Il bando rientra nel Fondo Straordinario Sperimentale della Consulta delle Fondazioni di origine bancaria del Sud e delle Isole, promosso nell’ambito dell’ACRI e finanziato grazie al contributo volontario di undici fondazioni. Il fondo complessivo ammonta a 2 milioni di euro, ripartiti tra le fondazioni beneficiarie del Sud, con la Fondazione Sardegna impegnata nel ruolo di tutor.
La quota destinata alla Fondazione dei Monti Uniti di Foggia è pari a 333 mila euro, con contributi previsti tra 15 mila e 30 mila euro per singolo progetto. Possono partecipare enti del Terzo settore, cooperative sociali, imprese sociali, enti religiosi, soggetti privati senza scopo di lucro ed enti pubblici in partenariato con il Terzo settore.
Particolare attenzione sarà riservata alle progettualità capaci di attivare reti territoriali, rafforzare la collaborazione tra soggetti locali e generare effetti duraturi nelle comunità di riferimento, con un impatto concreto in termini di inclusione, sviluppo e innovazione sociale.
«Questo Fondo rappresenta un’opportunità importante per il nostro territorio», ha dichiarato il presidente della Fondazione dei Monti Uniti di Foggia Filippo Santigliano, «perché consente di sostenere idee, energie e progettualità che nascono dalle comunità locali e che possono produrre impatti concreti sul piano sociale, culturale ed educativo.

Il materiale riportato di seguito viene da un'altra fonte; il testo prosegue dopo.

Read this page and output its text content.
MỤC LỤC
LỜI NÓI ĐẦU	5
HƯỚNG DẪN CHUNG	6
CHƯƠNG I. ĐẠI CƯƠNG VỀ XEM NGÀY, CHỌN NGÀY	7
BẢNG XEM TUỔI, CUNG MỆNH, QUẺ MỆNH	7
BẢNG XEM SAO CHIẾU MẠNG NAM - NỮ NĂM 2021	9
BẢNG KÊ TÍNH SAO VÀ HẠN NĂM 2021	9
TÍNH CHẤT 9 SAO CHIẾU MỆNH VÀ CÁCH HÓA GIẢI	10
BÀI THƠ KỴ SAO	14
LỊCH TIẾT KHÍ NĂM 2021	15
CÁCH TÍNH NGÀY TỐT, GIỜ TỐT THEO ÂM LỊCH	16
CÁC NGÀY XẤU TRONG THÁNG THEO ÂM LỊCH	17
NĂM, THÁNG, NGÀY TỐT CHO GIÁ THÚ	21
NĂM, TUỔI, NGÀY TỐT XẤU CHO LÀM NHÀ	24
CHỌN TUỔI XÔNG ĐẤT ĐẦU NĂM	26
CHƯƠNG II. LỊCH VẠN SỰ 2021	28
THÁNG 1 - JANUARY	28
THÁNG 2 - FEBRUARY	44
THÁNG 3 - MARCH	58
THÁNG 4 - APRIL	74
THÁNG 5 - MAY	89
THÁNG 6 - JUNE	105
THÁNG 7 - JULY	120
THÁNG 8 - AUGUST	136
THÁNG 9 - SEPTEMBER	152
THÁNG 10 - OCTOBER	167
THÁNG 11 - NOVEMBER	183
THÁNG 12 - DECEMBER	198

È anche un segnale significativo di attenzione e sensibilità da parte delle grandi Fondazioni di origine bancaria del Centro-Nord nei confronti delle realtà del Mezzogiorno, dove spesso le fondazioni territoriali sono chiamate a svolgere un ruolo di supplenza rispetto al pubblico, operando in contesti complessi e caratterizzati da bisogni crescenti. Fare rete, condividere risorse e rafforzare la capacità di intervento delle fondazioni del Sud significa investire nella coesione sociale e nel futuro dei territori».
Il bando prevede che le domande vengano presentate entro il 5 luglio 2026 esclusivamente via PEC, all’indirizzo indicato dalla Fondazione, con oggetto “Bando proposte progettuali 2026”. Tutti i dettagli e la documentazione sono disponibili sul sito ufficiale dell’ente.
Per eventuali chiarimenti è possibile contattare esclusivamente la mail istituzionale della Fondazione, mentre non saranno gestite richieste telefoniche al fine di garantire uniformità e tracciabilità delle informazioni.